The regressions that follow don’t announce themselves as an issue. They show up a week later, in a different part of the system, and nobody connects the dots back to the fix that skipped testing.

The cultural cost

Every process has friction in it deliberately. Review gates, pipeline stages, approval steps — these exist because shipping software is risky and the friction is doing work. A hotfix is a fast lane that bypasses that friction, and fast lanes change behaviour.

Once a shortcut exists, the incentive to not need it erodes. Not dramatically, not all at once. But if your team is running multiple hotfixes, you’re not operating a hotfix process – that has become an informal release process for when you’re being shouted at and nobody consciously decided to build it.

What can you do about it? Have a definition of what qualifies as a hotfix and have it documented before the incident happens. That way, when there is an incident, you have that definition to fall back to in order to make a decision of the path to fix.

Audit, compliance, and accountability

A proper root cause analysis should follow every production incident. These are a learning opportunity, not a blame exercise. Hotfixes make RCAs easy to skip. The system is back up, the pressure has lifted, and there’s always something more pressing.

No RCA means no real understanding of why it happened. Which means it’ll happen again. In regulated industries — insurance, financial services — there’s usually a paper trail requirement too.

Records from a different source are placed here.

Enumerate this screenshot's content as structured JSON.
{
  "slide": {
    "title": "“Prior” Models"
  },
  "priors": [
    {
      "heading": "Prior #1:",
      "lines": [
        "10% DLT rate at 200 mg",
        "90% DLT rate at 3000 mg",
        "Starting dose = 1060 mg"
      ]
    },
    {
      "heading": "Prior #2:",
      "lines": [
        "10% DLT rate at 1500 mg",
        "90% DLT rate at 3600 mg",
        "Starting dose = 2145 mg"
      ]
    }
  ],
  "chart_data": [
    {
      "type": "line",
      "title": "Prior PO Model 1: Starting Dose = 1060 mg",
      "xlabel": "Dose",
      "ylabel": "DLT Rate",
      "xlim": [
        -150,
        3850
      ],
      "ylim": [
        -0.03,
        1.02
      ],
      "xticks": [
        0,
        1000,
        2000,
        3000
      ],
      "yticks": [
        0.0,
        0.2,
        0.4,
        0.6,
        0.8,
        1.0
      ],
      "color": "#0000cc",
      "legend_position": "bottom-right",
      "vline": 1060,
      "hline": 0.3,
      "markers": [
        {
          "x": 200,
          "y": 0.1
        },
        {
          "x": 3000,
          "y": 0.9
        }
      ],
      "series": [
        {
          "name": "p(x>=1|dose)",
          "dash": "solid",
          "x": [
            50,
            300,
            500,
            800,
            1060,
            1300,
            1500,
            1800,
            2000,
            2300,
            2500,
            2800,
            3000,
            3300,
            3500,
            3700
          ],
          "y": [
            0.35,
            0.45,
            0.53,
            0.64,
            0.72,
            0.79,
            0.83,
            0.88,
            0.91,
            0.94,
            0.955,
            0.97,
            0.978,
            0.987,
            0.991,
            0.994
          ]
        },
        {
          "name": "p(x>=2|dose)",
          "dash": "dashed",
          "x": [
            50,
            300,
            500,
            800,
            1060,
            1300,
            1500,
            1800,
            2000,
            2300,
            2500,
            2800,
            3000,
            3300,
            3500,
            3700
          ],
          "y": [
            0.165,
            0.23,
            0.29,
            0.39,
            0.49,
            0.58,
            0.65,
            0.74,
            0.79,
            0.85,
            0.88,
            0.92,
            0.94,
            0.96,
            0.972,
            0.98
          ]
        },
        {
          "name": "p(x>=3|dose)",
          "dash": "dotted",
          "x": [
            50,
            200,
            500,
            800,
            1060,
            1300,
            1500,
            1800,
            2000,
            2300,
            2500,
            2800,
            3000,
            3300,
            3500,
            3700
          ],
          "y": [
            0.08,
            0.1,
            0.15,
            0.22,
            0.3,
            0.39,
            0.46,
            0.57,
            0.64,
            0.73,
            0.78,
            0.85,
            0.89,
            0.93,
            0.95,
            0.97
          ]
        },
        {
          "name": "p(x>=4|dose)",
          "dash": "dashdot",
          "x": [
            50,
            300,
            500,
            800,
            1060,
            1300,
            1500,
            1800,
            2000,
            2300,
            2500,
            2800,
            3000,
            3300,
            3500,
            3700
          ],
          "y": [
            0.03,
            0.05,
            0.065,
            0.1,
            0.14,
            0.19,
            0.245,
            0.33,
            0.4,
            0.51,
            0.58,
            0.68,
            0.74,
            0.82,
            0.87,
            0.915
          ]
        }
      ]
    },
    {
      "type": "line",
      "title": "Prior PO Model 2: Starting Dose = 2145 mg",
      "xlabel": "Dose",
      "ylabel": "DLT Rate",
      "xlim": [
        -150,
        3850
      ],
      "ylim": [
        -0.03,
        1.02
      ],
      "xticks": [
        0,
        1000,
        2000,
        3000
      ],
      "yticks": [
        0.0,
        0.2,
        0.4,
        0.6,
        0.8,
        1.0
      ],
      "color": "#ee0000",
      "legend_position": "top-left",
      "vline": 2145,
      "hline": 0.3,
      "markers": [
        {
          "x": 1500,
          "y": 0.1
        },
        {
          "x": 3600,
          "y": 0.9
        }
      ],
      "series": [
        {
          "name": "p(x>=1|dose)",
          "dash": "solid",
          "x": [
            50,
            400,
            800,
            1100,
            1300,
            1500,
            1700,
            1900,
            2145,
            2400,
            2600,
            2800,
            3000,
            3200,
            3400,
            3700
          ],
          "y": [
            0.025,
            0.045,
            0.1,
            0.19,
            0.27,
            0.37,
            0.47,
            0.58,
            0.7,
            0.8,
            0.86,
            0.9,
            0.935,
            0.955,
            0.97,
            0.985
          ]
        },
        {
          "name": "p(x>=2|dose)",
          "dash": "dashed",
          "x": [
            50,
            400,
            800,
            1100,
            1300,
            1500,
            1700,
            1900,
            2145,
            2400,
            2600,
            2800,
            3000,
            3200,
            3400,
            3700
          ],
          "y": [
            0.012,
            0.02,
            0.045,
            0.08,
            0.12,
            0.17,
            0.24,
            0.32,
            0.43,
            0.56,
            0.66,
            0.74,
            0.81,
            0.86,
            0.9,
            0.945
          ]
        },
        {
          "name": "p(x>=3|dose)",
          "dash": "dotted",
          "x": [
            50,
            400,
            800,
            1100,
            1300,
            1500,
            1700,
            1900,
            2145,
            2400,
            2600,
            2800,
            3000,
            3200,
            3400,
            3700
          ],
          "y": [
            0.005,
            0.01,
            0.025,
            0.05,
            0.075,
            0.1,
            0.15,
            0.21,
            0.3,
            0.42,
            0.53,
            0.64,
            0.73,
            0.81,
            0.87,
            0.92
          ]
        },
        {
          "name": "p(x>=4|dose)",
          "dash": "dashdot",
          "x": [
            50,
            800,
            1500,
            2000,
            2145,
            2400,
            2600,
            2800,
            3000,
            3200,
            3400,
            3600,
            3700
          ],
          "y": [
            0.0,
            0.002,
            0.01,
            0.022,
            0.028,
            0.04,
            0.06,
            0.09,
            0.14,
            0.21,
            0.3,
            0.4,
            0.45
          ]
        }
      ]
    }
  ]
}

A hotfix with no review sign-off, no documented rationale, and no record of what changed is an audit risk. “We fixed it” is not the same as “we understand why it happened and have evidence that we do.”

What good looks like

The first instinct when something breaks in production should be roll back, not fix. Get the system back to a known good state. That buys you time – time to understand what actually went wrong, reproduce it safely, and fix it properly through your normal process. If you can’t roll back, ask whether you can toggle a feature flag off. Sometimes that thing that breaks can’t be properly flagged – that happens – but the more you lean on flags, the more you protect yourself.

A rollback isn’t admitting defeat. It’s professional. It decouples “system is back up” from “fix is ready”, and that separation matters.

If rollback genuinely isn’t possible — and sometimes it isn’t — then a hotfix is the answer. But the change should be the minimum viable fix. Not a refactor, not a cleanup, not “while we’re in here” improvements. Just the change required to address the specific problem.

After that: merge back to main before the incident is formally closed. Not “when someone gets to it.” Before it’s closed. And the RCA is part of closing the incident, not optional follow-up that quietly doesn’t happen.

Every hotfix is a signal. Something in the normal process didn’t catch this. That’s worth understanding.

Where we want to get to

The goal isn’t a better hotfix process — it’s making hotfixes rare enough that they feel like the exception they’re supposed to be. If you’re doing a hotfix, and you can remember the last one, that’s something you need to pay attention to.

That means investing in rollback until it’s fast, reliable, and boring. If rolling back is always the obvious first move, hotfixes become genuinely last-resort. It means better test coverage, so the gate that should have caught this actually does. And it means feature flags — ship the fix, control the exposure, decouple deployment from release entirely.

The measure of a mature deployment process isn’t how well you hotfix. It’s how rarely you need to.